Sonnet #18 - A critique
Shall I compare thee to a summer's day?
You're humid, sweaty and smell of traffic fumes.
Thou art more lovely and more temperate:
You're lovelier than a day, but neither hot nor cold particularly.
Rough winds do shake the darling buds of May,
'Rough winds'...have you farted? (the trees are shaking).
And summer's lease hath all too short a date:
The rent on my beach hut is up for renewal soon.
Sometime too hot the eye of heaven shines,
The sun sometimes makes me sweaty too,
And often is his gold complexion dimm'd;
Although it's often cloudy;
And every fair from fair sometime declines,
In fact it's bound to cloud over sooner or later
By chance or nature's changing course untrimm'd;
Because that's just what happens;
But thy eternal summer shall not fade
Something tells me you'll still be sweaty even in winter.

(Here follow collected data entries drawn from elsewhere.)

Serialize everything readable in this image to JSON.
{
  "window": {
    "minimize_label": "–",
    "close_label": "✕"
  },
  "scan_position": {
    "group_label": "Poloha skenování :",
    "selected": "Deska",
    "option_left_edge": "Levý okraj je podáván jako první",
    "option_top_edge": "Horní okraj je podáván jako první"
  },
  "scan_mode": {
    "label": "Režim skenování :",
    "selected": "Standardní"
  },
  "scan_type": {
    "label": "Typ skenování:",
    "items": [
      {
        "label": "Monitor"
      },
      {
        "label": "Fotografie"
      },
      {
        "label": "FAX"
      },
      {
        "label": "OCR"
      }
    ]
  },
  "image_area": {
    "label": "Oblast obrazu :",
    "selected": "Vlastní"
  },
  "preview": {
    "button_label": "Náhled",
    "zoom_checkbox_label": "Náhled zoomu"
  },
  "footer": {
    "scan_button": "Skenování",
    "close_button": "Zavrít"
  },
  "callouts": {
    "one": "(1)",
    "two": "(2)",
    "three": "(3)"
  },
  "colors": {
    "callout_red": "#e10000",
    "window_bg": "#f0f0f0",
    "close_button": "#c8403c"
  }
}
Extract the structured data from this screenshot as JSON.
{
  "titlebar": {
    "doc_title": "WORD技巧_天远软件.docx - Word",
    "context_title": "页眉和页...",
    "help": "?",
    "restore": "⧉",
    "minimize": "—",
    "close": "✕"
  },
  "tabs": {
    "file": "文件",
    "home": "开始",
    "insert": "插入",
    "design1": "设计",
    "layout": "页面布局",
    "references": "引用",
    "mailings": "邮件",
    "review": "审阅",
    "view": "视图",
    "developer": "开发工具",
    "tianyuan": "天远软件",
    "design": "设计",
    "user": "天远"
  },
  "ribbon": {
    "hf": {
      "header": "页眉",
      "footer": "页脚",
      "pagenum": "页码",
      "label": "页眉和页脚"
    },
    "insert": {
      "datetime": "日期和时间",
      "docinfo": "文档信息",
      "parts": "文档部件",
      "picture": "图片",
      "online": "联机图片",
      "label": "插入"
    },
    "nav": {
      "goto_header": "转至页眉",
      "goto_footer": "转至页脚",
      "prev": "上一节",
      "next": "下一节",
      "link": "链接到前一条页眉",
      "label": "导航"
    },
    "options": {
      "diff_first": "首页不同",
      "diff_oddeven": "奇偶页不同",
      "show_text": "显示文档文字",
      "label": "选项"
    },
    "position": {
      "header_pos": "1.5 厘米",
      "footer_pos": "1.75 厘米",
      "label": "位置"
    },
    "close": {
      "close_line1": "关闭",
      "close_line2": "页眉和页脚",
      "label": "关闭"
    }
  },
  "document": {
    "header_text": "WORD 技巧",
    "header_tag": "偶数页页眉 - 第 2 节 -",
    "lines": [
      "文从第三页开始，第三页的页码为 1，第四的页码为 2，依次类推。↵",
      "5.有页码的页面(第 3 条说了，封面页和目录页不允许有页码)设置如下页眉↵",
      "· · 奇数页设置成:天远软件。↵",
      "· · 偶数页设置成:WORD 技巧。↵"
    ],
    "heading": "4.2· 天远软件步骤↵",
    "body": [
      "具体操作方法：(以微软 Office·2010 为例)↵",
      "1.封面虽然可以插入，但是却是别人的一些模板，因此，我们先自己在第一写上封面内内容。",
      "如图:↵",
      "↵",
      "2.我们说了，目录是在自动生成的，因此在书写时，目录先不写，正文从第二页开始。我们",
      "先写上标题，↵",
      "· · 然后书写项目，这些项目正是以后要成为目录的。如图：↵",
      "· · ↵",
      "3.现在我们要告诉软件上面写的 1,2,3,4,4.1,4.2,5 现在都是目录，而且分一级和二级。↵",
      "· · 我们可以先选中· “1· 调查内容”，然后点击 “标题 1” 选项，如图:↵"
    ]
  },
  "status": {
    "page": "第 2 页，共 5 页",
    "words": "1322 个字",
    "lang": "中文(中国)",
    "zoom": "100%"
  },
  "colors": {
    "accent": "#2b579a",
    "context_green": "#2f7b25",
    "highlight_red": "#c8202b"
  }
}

Nor lose possession of that fair thou owest;
And you're not about to lose those hefty debts,
Nor shall Death brag thou wander'st in his shade,
You can't rely on death to bail you out,
When in eternal lines to time thou growest:
In fact it looks like you might last forever,
So long as men can breathe or eyes can see,
I'm holding my nose and my eyes are streaming,
So long lives this and this gives life to thee.
If I drink enough beer perhaps you'll become bearable.